Eu, como pai, me senti discriminado. Concordem ou não. Mas senti. Ponto.
Levando a reflexão a outro tema…
Em média, os homens vivem menos que as mulheres. É estatística “pacificada”, não inventei da minha cabeça. Vão dizer que “homens não gostam de ir ao médico”, “bebem mais”, “não se cuidam”. E é verdade, em muitos casos. Mas será que são os únicos motivos ? Será que isso também não é um estereótipo? Eu realmente não gosto de ir ao médico. Mas, ontem mesmo, fui fazer o exame periódico de saúde que está sendo implantando. Com dispensa do trabalho (ressalte-se).

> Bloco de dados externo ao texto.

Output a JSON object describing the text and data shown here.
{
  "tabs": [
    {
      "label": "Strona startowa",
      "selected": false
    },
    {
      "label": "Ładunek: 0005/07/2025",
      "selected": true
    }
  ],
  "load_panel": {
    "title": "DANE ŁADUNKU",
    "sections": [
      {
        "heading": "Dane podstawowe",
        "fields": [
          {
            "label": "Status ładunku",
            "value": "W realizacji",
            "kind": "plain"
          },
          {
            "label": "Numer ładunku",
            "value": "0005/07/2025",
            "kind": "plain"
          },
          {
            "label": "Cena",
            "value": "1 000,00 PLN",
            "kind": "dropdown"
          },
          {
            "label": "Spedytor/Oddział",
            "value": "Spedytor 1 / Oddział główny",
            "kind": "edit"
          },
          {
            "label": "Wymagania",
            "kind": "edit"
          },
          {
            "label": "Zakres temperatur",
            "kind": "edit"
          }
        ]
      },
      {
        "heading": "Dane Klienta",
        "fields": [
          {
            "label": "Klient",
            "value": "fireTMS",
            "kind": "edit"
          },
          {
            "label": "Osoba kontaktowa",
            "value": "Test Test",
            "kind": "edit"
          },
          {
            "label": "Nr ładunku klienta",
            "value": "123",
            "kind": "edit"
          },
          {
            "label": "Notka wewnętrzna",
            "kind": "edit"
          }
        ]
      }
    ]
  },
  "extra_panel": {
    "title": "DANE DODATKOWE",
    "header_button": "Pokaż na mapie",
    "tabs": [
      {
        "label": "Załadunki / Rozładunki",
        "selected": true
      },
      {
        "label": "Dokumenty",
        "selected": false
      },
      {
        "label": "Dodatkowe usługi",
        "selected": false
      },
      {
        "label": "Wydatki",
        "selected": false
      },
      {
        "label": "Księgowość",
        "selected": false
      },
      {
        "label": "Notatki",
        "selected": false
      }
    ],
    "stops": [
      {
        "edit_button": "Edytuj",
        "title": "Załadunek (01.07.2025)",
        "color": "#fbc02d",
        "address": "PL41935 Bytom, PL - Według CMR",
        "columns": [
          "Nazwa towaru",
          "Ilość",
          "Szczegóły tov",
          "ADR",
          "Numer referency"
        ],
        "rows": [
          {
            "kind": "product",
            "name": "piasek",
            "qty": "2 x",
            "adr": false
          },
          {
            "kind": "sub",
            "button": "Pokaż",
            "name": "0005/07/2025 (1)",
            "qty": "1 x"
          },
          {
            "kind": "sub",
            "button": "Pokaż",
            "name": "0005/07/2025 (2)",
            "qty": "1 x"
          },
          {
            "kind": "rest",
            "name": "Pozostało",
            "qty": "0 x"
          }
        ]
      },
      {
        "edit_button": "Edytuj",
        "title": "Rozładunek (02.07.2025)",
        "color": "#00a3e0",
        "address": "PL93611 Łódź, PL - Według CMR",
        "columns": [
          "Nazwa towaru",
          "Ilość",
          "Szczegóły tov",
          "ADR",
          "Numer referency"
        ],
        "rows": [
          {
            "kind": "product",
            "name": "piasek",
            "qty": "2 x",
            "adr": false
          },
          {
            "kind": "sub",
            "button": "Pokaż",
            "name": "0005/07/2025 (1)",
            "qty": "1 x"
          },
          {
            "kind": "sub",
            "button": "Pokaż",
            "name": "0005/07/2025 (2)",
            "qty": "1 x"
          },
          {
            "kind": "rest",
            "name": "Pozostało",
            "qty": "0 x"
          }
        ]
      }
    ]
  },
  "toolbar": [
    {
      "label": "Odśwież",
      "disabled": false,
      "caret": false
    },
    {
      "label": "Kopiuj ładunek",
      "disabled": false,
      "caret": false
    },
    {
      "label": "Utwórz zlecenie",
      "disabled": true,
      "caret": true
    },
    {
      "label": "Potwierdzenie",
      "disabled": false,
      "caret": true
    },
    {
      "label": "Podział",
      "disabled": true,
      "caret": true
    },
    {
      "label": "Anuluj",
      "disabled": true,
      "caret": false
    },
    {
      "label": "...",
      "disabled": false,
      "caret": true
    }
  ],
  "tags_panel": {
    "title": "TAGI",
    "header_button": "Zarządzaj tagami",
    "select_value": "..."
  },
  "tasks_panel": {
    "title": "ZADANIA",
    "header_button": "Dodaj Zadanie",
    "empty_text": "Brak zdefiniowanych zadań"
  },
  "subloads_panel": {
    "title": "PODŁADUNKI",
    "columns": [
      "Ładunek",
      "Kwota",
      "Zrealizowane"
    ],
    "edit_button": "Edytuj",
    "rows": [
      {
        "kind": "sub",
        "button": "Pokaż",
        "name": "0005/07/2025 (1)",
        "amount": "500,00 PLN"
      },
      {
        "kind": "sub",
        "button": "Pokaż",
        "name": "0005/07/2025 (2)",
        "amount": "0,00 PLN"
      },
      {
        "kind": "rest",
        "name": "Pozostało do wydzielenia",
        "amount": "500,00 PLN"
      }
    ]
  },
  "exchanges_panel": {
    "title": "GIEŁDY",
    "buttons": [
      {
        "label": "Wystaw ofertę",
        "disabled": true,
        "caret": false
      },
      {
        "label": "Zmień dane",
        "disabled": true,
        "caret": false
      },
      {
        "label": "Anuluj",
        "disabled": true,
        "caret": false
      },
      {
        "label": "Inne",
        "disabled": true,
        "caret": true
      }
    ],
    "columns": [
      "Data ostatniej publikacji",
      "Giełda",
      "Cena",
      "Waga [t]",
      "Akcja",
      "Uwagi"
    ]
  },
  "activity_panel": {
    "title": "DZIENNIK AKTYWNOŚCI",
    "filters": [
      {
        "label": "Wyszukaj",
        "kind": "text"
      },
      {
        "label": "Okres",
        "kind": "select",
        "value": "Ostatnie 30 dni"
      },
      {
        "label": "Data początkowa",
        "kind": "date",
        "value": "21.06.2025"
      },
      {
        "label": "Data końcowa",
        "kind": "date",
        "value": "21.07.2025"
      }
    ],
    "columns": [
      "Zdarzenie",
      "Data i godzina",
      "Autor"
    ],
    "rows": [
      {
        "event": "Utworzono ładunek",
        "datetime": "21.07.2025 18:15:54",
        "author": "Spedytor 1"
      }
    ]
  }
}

Fui liberado do trabalho, para cuidar da saúde. Eu poderia me recusar a fazer o exame. Mas não recusei.
Seguindo o raciocínio… os homens trabalham 5 anos a mais para se aposentar. O projeto de reforma da previdência tentou igualar, mas isso repercutiu mal, e o projeto foi alterado para manter a diferença (salvo engano… não estou acompanhando de perto).
Então, os homens morrem antes, e trabalham 5 anos a mais. Ou seja, homens: “Trabalhem. Morram trabalhando. Homem que é homem tem que trabalhar.”. É mais uma vez a sociedade atribuindo o dever do trabalho ao homem. A mulher que não trabalha não é julgada do mesmo jeito que o homem que não trabalha. “A mulher que trabalha é uma heroína”, como nas propagandas do dia das mães. Do outro lado, se o homem trabalha, não fez mais que sua obrigação.
Considerando profissões das chamadas “atividades intelectuais” (outro termo perigosamente polêmico), que não dependem de esforço físico, por que as mulheres trabalham 5 anos a menos ? Qual o argumento? Tentar compensar, para igualar os desiguais ? Numa profissão de advogado? Ou contabilista? Técnico de informática ?
Será um círculo vicioso? Um sistema retroalimentado? A sociedade cria estereótipos. E estereótipos criam a sociedade. Homens também sofrem com os estereótipos. Não chorar. Não sentir dor. Aguentar a dor. Ser durão. Não levar desaforo pra casa.
Na maternidade, a primeira fralda do meu filho foi trocada por mim. Não houve cunhada, vó ou amiga para ajudar (motivo de espanto para as enfermeiras). E depois da primeira, a segunda foi uns 20 minutos depois. E depois troquei muitas outras, até hoje.
Pelo menos a minha mãe, garanto se sentir elogiada com qualquer propaganda que venda a ideia de “super-mãe”. Ter que parar com isso, acho exagero. Propagandas sempre venderão ideias. É pra isso que elas servem: vender. Será que alguma mulher se sentiu discriminada com uma propaganda de “super-mãe”? Pelo menos uma, sim: a escritora do blog “Nó de oito”.